A crise da hemodiálise em Pernambuco foi o tema central de uma audiência pública realizada na última quarta-feira (13) na Assembleia Legislativa de Pernambuco (Alepe). O deputado estadual Luciano Duque (Solidariedade) destacou a importância do debate, que faz parte das atividades da Comissão de Saúde e Assistência Social, da qual ele faz parte.

“A crise da hemodiálise no estado foi tema de audiência pública na Assembleia Legislativa de Pernambuco, nesta quarta-feira (13). A reunião foi proposta pelo nosso mandato, dentro das atividades da Comissão de Saúde e Assistência Social, da qual faço parte. Os pacientes dialíticos do estado enfrentam atualmente a ausência de vagas nas clínicas de diálise que atendem ao Sistema Único de Saúde (SUS),” afirmou Luciano Duque em sua publicação no Instagram.

Durante a audiência, foram discutidos os desafios enfrentados pelos pacientes dialíticos em Pernambuco, que enfrentam a falta de vagas nas clínicas de diálise credenciadas pelo SUS. O deputado Luciano Duque ressaltou a necessidade de buscar soluções para a crise, destacando experiências bem-sucedidas de outros estados.

“Nos últimos anos, governos do Rio de Janeiro, Santa Catarina e Mato Grosso do Sul passaram a destinar recursos próprios para complementar os repasses federais e garantir a continuidade dos serviços de diálise aos pacientes do SUS. Esse cofinanciamento resulta na oferta de mais vagas nas clínicas, ajudando a reduzir as filas de pacientes que aguardam por diálise, até mesmo internadas em hospitais para realizar a terapia. Assim como nestes estados, precisamos chegar a uma solução para a situação, aqui, em Pernambuco, que beira uma crise humanitária”, escreveu Duque.

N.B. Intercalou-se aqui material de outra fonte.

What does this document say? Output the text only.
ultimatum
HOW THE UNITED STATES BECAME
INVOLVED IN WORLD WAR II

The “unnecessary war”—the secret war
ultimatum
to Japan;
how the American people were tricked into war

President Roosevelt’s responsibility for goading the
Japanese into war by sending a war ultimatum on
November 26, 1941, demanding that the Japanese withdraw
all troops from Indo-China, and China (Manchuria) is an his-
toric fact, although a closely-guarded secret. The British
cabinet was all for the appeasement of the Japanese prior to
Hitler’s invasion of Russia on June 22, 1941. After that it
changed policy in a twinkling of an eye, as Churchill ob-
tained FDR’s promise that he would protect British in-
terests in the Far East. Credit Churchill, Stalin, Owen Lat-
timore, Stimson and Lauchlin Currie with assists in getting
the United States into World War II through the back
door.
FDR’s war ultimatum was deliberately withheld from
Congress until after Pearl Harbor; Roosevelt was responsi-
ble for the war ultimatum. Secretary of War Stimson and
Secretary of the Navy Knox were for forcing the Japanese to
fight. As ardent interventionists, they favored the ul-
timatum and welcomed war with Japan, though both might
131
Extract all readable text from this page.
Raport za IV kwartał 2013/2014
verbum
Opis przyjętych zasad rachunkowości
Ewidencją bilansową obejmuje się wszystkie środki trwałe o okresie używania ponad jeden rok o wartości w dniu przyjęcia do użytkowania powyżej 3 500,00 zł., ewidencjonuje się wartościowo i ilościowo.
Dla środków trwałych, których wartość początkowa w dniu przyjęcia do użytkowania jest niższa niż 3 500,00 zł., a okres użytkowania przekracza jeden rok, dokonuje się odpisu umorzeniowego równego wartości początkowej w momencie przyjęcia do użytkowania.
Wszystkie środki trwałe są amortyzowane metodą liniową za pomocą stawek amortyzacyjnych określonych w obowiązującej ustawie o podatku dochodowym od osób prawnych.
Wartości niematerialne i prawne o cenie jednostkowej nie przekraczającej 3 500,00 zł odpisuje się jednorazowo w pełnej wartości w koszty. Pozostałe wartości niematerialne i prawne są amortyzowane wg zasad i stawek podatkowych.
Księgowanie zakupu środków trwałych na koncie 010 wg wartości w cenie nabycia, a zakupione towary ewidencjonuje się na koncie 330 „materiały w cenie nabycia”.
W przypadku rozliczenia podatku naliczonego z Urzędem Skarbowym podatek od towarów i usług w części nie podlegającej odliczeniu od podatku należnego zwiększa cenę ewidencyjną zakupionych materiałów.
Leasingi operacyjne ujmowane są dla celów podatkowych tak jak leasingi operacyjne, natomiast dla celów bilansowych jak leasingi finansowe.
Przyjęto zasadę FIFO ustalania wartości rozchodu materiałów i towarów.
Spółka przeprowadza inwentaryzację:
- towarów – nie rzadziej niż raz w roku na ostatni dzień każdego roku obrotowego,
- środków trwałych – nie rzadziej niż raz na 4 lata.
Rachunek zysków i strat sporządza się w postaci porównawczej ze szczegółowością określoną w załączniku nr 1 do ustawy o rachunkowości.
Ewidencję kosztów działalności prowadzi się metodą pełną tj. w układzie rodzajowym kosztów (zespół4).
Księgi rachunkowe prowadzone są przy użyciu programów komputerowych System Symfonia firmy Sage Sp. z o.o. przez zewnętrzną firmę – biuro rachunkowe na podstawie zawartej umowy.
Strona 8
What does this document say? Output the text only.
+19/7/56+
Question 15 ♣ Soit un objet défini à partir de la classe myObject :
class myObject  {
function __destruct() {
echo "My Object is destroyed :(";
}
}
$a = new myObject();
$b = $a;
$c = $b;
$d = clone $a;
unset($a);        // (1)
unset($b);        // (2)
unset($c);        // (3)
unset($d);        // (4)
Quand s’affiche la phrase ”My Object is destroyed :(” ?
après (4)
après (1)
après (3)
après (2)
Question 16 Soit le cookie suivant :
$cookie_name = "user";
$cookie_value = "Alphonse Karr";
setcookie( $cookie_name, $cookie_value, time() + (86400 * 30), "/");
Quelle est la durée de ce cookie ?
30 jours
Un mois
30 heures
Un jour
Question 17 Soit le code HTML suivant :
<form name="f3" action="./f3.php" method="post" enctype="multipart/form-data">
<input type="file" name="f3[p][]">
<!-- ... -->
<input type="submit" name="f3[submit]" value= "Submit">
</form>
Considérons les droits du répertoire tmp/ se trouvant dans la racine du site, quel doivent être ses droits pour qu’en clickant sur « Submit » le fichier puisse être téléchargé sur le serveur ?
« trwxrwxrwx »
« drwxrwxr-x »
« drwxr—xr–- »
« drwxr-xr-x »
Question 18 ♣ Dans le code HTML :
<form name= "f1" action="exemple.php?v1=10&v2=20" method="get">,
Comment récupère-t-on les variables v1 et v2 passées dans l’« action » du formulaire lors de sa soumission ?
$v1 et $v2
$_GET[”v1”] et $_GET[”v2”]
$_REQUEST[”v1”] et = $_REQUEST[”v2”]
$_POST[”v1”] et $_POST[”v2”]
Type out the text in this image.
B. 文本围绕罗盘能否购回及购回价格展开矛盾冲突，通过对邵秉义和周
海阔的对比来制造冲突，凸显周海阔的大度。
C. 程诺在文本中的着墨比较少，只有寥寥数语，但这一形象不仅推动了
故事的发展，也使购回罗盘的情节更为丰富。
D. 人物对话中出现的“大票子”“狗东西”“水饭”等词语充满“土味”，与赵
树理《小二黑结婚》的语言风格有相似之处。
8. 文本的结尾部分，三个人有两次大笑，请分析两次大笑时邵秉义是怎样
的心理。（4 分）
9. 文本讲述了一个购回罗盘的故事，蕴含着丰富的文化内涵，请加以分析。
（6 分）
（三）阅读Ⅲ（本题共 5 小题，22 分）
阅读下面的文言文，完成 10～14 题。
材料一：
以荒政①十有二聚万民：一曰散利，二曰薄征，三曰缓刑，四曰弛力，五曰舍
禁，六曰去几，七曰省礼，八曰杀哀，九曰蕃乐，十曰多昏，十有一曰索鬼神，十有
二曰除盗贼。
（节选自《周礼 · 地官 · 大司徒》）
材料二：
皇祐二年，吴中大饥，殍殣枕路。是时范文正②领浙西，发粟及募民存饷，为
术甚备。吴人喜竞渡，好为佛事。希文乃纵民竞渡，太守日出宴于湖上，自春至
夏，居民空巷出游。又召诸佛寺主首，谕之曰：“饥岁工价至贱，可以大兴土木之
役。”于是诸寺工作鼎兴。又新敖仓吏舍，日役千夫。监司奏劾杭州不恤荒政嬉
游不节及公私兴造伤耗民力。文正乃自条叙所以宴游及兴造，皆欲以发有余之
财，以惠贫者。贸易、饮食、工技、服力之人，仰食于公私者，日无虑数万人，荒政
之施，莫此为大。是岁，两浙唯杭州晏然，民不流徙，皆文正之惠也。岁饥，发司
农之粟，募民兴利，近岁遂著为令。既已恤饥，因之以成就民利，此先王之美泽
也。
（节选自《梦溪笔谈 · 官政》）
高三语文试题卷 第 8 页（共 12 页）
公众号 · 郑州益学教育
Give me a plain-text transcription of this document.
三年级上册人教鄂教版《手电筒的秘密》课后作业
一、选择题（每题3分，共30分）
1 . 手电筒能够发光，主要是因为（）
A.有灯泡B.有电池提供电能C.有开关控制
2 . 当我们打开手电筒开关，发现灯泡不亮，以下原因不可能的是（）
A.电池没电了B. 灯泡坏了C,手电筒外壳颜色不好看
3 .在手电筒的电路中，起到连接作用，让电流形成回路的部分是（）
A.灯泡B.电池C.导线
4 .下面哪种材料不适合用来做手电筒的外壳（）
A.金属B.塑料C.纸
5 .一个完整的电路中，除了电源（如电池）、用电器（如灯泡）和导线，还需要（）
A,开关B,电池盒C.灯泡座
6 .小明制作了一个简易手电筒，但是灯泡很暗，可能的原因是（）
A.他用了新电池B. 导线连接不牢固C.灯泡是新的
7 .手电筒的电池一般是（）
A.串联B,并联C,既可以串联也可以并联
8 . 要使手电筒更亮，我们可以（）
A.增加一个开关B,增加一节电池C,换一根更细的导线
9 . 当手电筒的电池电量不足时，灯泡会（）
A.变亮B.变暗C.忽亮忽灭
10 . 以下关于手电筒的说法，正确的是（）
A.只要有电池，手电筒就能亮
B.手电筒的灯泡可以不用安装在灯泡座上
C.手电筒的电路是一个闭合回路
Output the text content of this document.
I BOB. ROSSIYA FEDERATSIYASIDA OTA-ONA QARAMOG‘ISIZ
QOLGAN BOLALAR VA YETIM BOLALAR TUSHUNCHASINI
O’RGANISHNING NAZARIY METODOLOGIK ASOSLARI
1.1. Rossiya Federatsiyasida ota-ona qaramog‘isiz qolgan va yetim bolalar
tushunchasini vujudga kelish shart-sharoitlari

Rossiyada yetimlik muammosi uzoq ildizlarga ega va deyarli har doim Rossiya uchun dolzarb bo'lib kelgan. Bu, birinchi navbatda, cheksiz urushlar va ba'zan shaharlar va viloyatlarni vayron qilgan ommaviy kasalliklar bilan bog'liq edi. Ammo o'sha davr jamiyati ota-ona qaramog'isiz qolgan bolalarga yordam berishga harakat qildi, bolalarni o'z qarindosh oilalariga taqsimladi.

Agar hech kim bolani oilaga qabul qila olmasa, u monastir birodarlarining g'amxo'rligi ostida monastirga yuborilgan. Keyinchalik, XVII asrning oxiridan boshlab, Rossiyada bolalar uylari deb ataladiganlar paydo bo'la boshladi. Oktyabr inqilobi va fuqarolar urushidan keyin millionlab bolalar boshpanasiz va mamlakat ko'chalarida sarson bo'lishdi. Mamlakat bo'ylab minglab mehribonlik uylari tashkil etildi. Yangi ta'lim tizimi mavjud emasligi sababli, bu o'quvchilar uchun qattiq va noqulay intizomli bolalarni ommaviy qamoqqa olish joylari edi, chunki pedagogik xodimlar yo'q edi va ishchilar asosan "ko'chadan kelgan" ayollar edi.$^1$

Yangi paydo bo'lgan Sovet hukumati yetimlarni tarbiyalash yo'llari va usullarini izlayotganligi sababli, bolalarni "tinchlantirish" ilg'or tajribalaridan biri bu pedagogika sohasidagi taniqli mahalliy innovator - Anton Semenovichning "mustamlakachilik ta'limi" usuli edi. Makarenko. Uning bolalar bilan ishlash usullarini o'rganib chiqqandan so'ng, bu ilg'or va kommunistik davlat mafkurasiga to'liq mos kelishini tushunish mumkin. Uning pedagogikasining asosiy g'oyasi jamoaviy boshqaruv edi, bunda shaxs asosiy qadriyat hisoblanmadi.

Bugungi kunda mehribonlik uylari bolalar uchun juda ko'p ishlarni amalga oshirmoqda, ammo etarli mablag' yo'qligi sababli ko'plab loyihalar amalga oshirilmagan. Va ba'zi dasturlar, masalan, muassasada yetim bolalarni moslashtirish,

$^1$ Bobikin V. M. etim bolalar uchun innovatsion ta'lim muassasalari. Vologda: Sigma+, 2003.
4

A audiência contou com a participação de diversos representantes, incluindo os deputados estaduais Socorro Pimentel e José Patriota, representantes do setor de saúde como Dr. Clóvis Carvalho do Sindicato dos Hospitais, Clínicas e Laboratórios de Pernambuco (Sindihospe), e proprietários de clínicas de diálise no estado. Também estiveram presentes representantes de instituições ligadas à área, como a diretora e responsável técnica da SOS Rim Caruaru, Lúcia Vila Nova, e o presidente e vice-presidente da Associação Brasileira dos Centros de Diálise e Transplantes (ABCDT), Dr. Wagner Barbosa e Dr. Leonardo Barbiere, respectivamente. A gerente do SUS do Hospital Português, Luciene Melo, também participou da audiência.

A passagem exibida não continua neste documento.